Welsh rugby hero JPR Williams has told the Hay Festival he wants to boot the system of regional teams into touch.
Too many are concerned with their committee position, says JPR
He combined a nostalgic look back at the good old days, with straightforward views on the current game.
The full-back in the legendary 1970s team, who recently failed in a bid to become Welsh Rugby Union president, criticised the sport's present set-up.
He claimed some were more concerned with retaining positions than changing the way the game is organised in Wales.
He said Welsh rugby had more of a club culture, but acknowledged that the regional system was here to stay.
"I think we like our clubs better than our regions - but it's probably too late to change," Williams told an audience at the 20th festival in the Powys town.
Asked what he would have done in his first 100 days as WRU president had he won the recent election instead of Glanmor Griffiths, he said the position was merely that of "figurehead".
But he said there was a lot to be done still to the image of the WRU and there were too many more concerned with their position on the committee next year than rugby this year.
Williams said more financial help was needed to develop young players, with many giving up at 16.
He also said there needed to be more on offer to make players more rounded, offering them opportunities to study as well as play if they wanted.
He also criticised the modern "power" game, exemplified by the "brutal" Guinness Premiership, and was interested to see what influence Grand Slam winning former Wales coach Mike Ruddock would have in his new job at Worcester.
"What he did in Wales in 2005 was like a breath of fresh air," he said to applause from the audience.
Another aspect of the modern game he regretted was its defensive nature.
"The problem is the coach is obsessed with the physicality of the game now," he said.
"The winning is so important... you can understand it because their jobs are on the line. I think it's sad."

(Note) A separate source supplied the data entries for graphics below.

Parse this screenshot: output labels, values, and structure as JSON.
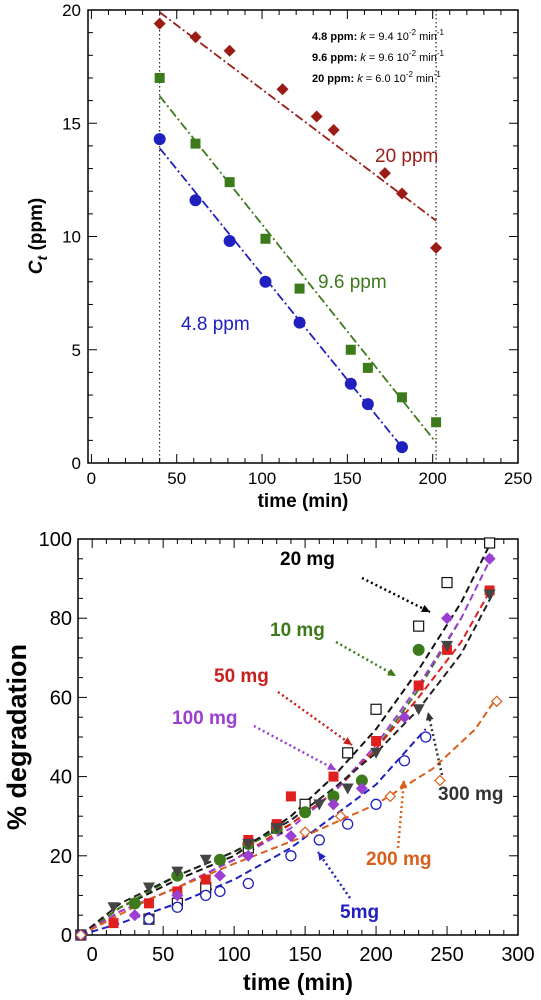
{
  "chart_data": [
    {
      "type": "scatter",
      "xlabel": "time (min)",
      "ylabel": "C_t (ppm)",
      "xlim": [
        -2,
        250
      ],
      "ylim": [
        0,
        20
      ],
      "xticks": [
        "0",
        "50",
        "100",
        "150",
        "200",
        "250"
      ],
      "yticks": [
        "0",
        "5",
        "10",
        "15",
        "20"
      ],
      "vertical_markers": [
        40,
        202
      ],
      "rate_constants": [
        {
          "conc": "4.8 ppm",
          "sep": ":",
          "k": "k",
          "text": " = 9.4 10",
          "exp": "-2",
          "unit": " min",
          "unit_exp": "-1"
        },
        {
          "conc": "9.6 ppm",
          "sep": ":",
          "k": "k",
          "text": " = 9.6 10",
          "exp": "-2",
          "unit": " min",
          "unit_exp": "-1"
        },
        {
          "conc": "20 ppm",
          "sep": ":",
          "k": "k",
          "text": " = 6.0 10",
          "exp": "-2",
          "unit": " min",
          "unit_exp": "-1"
        }
      ],
      "series": [
        {
          "name": "20 ppm",
          "color": "#9b1c17",
          "marker": "diamond",
          "x": [
            40,
            61,
            81,
            112,
            132,
            142,
            172,
            182,
            202
          ],
          "y": [
            19.4,
            18.8,
            18.2,
            16.5,
            15.3,
            14.7,
            12.8,
            11.9,
            9.5
          ],
          "fit": [
            [
              40,
              19.9
            ],
            [
              202,
              10.7
            ]
          ]
        },
        {
          "name": "9.6 ppm",
          "color": "#3d7a1c",
          "marker": "square",
          "x": [
            40,
            61,
            81,
            102,
            122,
            152,
            162,
            182,
            202
          ],
          "y": [
            17.0,
            14.1,
            12.4,
            9.9,
            7.7,
            5.0,
            4.2,
            2.9,
            1.8
          ],
          "fit": [
            [
              40,
              16.2
            ],
            [
              202,
              0.9
            ]
          ]
        },
        {
          "name": "4.8 ppm",
          "color": "#2020c0",
          "marker": "circle",
          "x": [
            40,
            61,
            81,
            102,
            122,
            152,
            162,
            182
          ],
          "y": [
            14.3,
            11.6,
            9.8,
            8.0,
            6.2,
            3.5,
            2.6,
            0.7
          ],
          "fit": [
            [
              40,
              13.9
            ],
            [
              182,
              0.7
            ]
          ]
        }
      ]
    },
    {
      "type": "scatter",
      "xlabel": "time (min)",
      "ylabel": "% degradation",
      "xlim": [
        -10,
        300
      ],
      "ylim": [
        0,
        100
      ],
      "xticks": [
        "0",
        "50",
        "100",
        "150",
        "200",
        "250",
        "300"
      ],
      "yticks": [
        "0",
        "20",
        "40",
        "60",
        "80",
        "100"
      ],
      "series": [
        {
          "name": "20 mg",
          "color": "#111111",
          "marker": "open-square",
          "line_color": "#111111",
          "x": [
            -8,
            40,
            60,
            80,
            110,
            130,
            150,
            180,
            200,
            230,
            250,
            280
          ],
          "y": [
            0,
            4,
            8,
            12,
            22,
            27,
            33,
            46,
            57,
            78,
            89,
            99
          ],
          "fit": [
            [
              -8,
              0
            ],
            [
              20,
              7
            ],
            [
              60,
              14
            ],
            [
              100,
              20
            ],
            [
              140,
              30
            ],
            [
              170,
              40
            ],
            [
              200,
              52
            ],
            [
              230,
              67
            ],
            [
              260,
              84
            ],
            [
              282,
              100
            ]
          ]
        },
        {
          "name": "10 mg",
          "color": "#3d7a1c",
          "marker": "circle",
          "x": [
            -8,
            30,
            60,
            90,
            110,
            130,
            150,
            170,
            190,
            230
          ],
          "y": [
            0,
            8,
            15,
            19,
            23,
            27,
            31,
            35,
            39,
            72
          ],
          "fit": [
            [
              -8,
              0
            ],
            [
              20,
              7
            ],
            [
              60,
              15
            ],
            [
              100,
              21
            ],
            [
              140,
              28
            ],
            [
              170,
              36
            ],
            [
              200,
              47
            ],
            [
              230,
              62
            ],
            [
              260,
              80
            ]
          ]
        },
        {
          "name": "50 mg",
          "color": "#e0201e",
          "marker": "square",
          "x": [
            -8,
            15,
            40,
            60,
            80,
            110,
            130,
            140,
            170,
            200,
            230,
            250,
            280
          ],
          "y": [
            0,
            3,
            8,
            11,
            14,
            24,
            28,
            35,
            40,
            49,
            63,
            72,
            87
          ],
          "fit": [
            [
              -8,
              0
            ],
            [
              20,
              6
            ],
            [
              60,
              12
            ],
            [
              100,
              19
            ],
            [
              140,
              28
            ],
            [
              170,
              36
            ],
            [
              200,
              47
            ],
            [
              230,
              60
            ],
            [
              260,
              74
            ],
            [
              282,
              88
            ]
          ]
        },
        {
          "name": "100 mg",
          "color": "#9b3ed2",
          "marker": "diamond",
          "x": [
            -8,
            30,
            60,
            90,
            110,
            140,
            170,
            190,
            220,
            250,
            280
          ],
          "y": [
            0,
            5,
            10,
            15,
            20,
            25,
            33,
            37,
            55,
            80,
            95
          ],
          "fit": [
            [
              -8,
              0
            ],
            [
              20,
              6
            ],
            [
              60,
              12
            ],
            [
              100,
              19
            ],
            [
              140,
              27
            ],
            [
              170,
              36
            ],
            [
              200,
              48
            ],
            [
              230,
              63
            ],
            [
              260,
              80
            ],
            [
              282,
              96
            ]
          ]
        },
        {
          "name": "300 mg",
          "color": "#444444",
          "marker": "triangle-down",
          "line_color": "#222222",
          "x": [
            -8,
            15,
            40,
            60,
            80,
            110,
            130,
            160,
            180,
            200,
            230,
            250,
            280
          ],
          "y": [
            0,
            7,
            12,
            16,
            19,
            23,
            27,
            33,
            37,
            46,
            57,
            73,
            86
          ],
          "fit": [
            [
              -8,
              0
            ],
            [
              20,
              8
            ],
            [
              60,
              15
            ],
            [
              100,
              21
            ],
            [
              140,
              29
            ],
            [
              170,
              37
            ],
            [
              200,
              46
            ],
            [
              230,
              57
            ],
            [
              260,
              71
            ],
            [
              282,
              86
            ]
          ]
        },
        {
          "name": "5mg",
          "color": "#2020c0",
          "marker": "open-circle",
          "x": [
            -8,
            40,
            60,
            80,
            90,
            110,
            140,
            160,
            180,
            200,
            220,
            235
          ],
          "y": [
            0,
            4,
            7,
            10,
            11,
            13,
            20,
            24,
            28,
            33,
            44,
            50
          ],
          "fit": [
            [
              -8,
              0
            ],
            [
              20,
              3
            ],
            [
              60,
              8
            ],
            [
              100,
              14
            ],
            [
              140,
              22
            ],
            [
              170,
              30
            ],
            [
              200,
              38
            ],
            [
              220,
              46
            ],
            [
              235,
              52
            ]
          ]
        },
        {
          "name": "200 mg",
          "color": "#d9601c",
          "marker": "open-diamond",
          "x": [
            -8,
            150,
            175,
            210,
            245,
            285
          ],
          "y": [
            0,
            26,
            30,
            35,
            39,
            59
          ],
          "fit": [
            [
              -8,
              0
            ],
            [
              40,
              9
            ],
            [
              100,
              18
            ],
            [
              150,
              25
            ],
            [
              200,
              33
            ],
            [
              240,
              42
            ],
            [
              270,
              52
            ],
            [
              285,
              60
            ]
          ]
        }
      ],
      "annotations": [
        {
          "text": "20 mg",
          "color": "#000000"
        },
        {
          "text": "10 mg",
          "color": "#3d7a1c"
        },
        {
          "text": "50 mg",
          "color": "#c8201c"
        },
        {
          "text": "100 mg",
          "color": "#9b3ed2"
        },
        {
          "text": "300 mg",
          "color": "#333333"
        },
        {
          "text": "200 mg",
          "color": "#d9601c"
        },
        {
          "text": "5mg",
          "color": "#2020c0"
        }
      ]
    }
  ]
}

Williams, who revealed he once played a five-set tennis match in Bournemouth before driving back to Bridgend for a match against Newport, said he was not sure that some of the players of his era would want to play in today's professional game.
"They wouldn't want to be caught on camera," he joked.
But he gave his backing to Gavin Henson, saying he could benefit from a rugby mentor: "We can't afford as a good rugby nation to lose players of his talent."
Now aged 58, he is still a fitness fanatic. He was still playing the game as flanker at the age of 54, climbed Kilimanjaro, and still cycles some 150 miles (240 km) a week, as well as fitting in squash.
Asked if it had been difficult combining his two 1970s roles as a doctor and as a rugby star, he joked that there were complications.
"I used to have to do two ward rounds - one with the consultant and one on my own.
"It was a dash to their ego when the patients were more keen to see me than to see them!"